Понятие о «второй натуре» существует и в современной театральной антропологии, где принято говорить о «сценическом биосе» – в противоположность просто «биосу» – или «экстра-обыденном» теле и поведении актера – в противоположность телу и поведению обыденному, повседневному[902]. Огромная роль в создании «эстра-обыденного» принадлежит танцу. Это – одна из самых мощных техник тела; «научиться своему телу» призывал своих коллег еще Рудольф Лабан[903].
Подготовка современного танцовщика – долгий и трудный процесс. Ученик занимается по нескольку часов в день, шесть дней в неделю, в течение восьми – десяти лет. Его тренинг предназначен для того, чтобы сделать тело другим – танцевальным, приблизив его к определенному эстетическому идеалу. По мнению исследовательницы танца Сьюзен Фостер, у каждого стиля – свой идеал и свои требования к телу и движениям[904]. В балете или у Дункан, в танце-модерн или в контактной импровизации «танцевальное тело» – очень разное. Балетное тело – легкое, формы его линейные, движения – быстрые, точные, сильные, ритмичные и совершаются как будто без усилий. Впечатление легкости, невесомости достигается также подъемом на пальцы и высокими прыжками. В танце Дункан впечатление легкости создается другими средствами – в частности, благодаря связи движений с дыханием. Источник движения находится в области солнечного сплетения – ближе к сердцу и легким. Инициированное вдохом движение передается в другие части тела, создавая впечатление мягкости, непрерывности и отсутствия напряжения. У Дункан телосложению придается меньше значения, чем в балете, а эмоциональная включенность в танец, напротив, гораздо важнее. В танце-модерн тело – сильное, гибкое, тренированное, способное выполнить сложные задачи самовыражения. Цель создательницы этого стиля Марты Грэм – выразить глубинные человеческие конфликты и противоречия; его главная метафора – смена напряжения и расслабления – призвана подчеркнуть связь внутреннего переживания и внешнего физического действия[905].
В отличие от Дункан и Грэм, американский танцовщик и хореограф Мерс Каннингем не стремится к выражению своего я. Его интересует анализ, препарирование движения и создание новых танцевальных движений[906]. О том, что такое возможно, писал еще Лабан, приводя в пример прыжок с парашютом. В нем для приземления требуется особая техника – освоение движения непривычного, «неестественного». Танцовщики Каннингема поочередно исследуют возможности разных частей тела, определяют круг доступных им движений и стремятся раздвинуть эти границы.

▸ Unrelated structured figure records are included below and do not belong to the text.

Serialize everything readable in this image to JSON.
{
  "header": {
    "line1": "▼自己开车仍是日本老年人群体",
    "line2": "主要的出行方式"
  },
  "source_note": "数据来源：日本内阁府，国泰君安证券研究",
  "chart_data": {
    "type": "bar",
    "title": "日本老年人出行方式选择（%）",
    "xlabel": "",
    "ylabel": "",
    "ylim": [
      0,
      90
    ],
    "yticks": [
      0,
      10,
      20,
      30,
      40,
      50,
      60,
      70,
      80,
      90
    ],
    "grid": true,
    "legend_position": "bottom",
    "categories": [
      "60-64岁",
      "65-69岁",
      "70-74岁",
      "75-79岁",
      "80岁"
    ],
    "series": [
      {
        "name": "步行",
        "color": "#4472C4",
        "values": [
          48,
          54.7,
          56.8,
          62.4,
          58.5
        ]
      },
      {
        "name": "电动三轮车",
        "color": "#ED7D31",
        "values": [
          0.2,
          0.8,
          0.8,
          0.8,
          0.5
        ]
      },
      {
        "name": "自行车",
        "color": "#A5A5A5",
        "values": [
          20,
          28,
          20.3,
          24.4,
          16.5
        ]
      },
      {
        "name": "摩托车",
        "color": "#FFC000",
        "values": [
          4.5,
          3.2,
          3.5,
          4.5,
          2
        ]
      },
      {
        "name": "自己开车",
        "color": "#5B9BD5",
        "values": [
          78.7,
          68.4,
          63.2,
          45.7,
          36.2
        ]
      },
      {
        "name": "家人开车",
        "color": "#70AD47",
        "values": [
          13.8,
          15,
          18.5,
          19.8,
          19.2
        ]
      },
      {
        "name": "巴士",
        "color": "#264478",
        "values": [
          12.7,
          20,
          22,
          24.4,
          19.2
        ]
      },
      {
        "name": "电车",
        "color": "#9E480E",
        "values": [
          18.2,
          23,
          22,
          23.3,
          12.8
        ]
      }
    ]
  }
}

Они повторяют непривычные движения до тех пор, пока те не станут органичными, «частью твоего тела». Участники труппы говорят, что в танце «каждый становится другим, отличным от человека существом» – и рождается вторая природа[907].
Свой вид танцевального тела характерен и для контактной импровизации – направления, созданного в 1970-е годы Стивом Пакстоном и Нэнси Старк Смит. Как и свободный танец, контактная импровизация основана на руссоистской в своей основе идее о том, что у тела есть свой интеллект, или своя «мудрость». В повседневной жизни «мудрость тела» задавлена грузом условностей и привычек, и его нужно освободить. Поэтому телу дается парадоксальная свобода – ему разрешается быть не более чем физической массой, обладающей тяжестью и инерцией. Как и дунканисты, «контактники» ценят спонтанность и творчество самих танцовщиков, а режиссуру и хореографию считают «худшим врагом танца»[908]. Занятие поэтому часто превращается в неформальную сессию (которая, как в джазе, называется jam-session), где все импровизируют и учатся друг у друга.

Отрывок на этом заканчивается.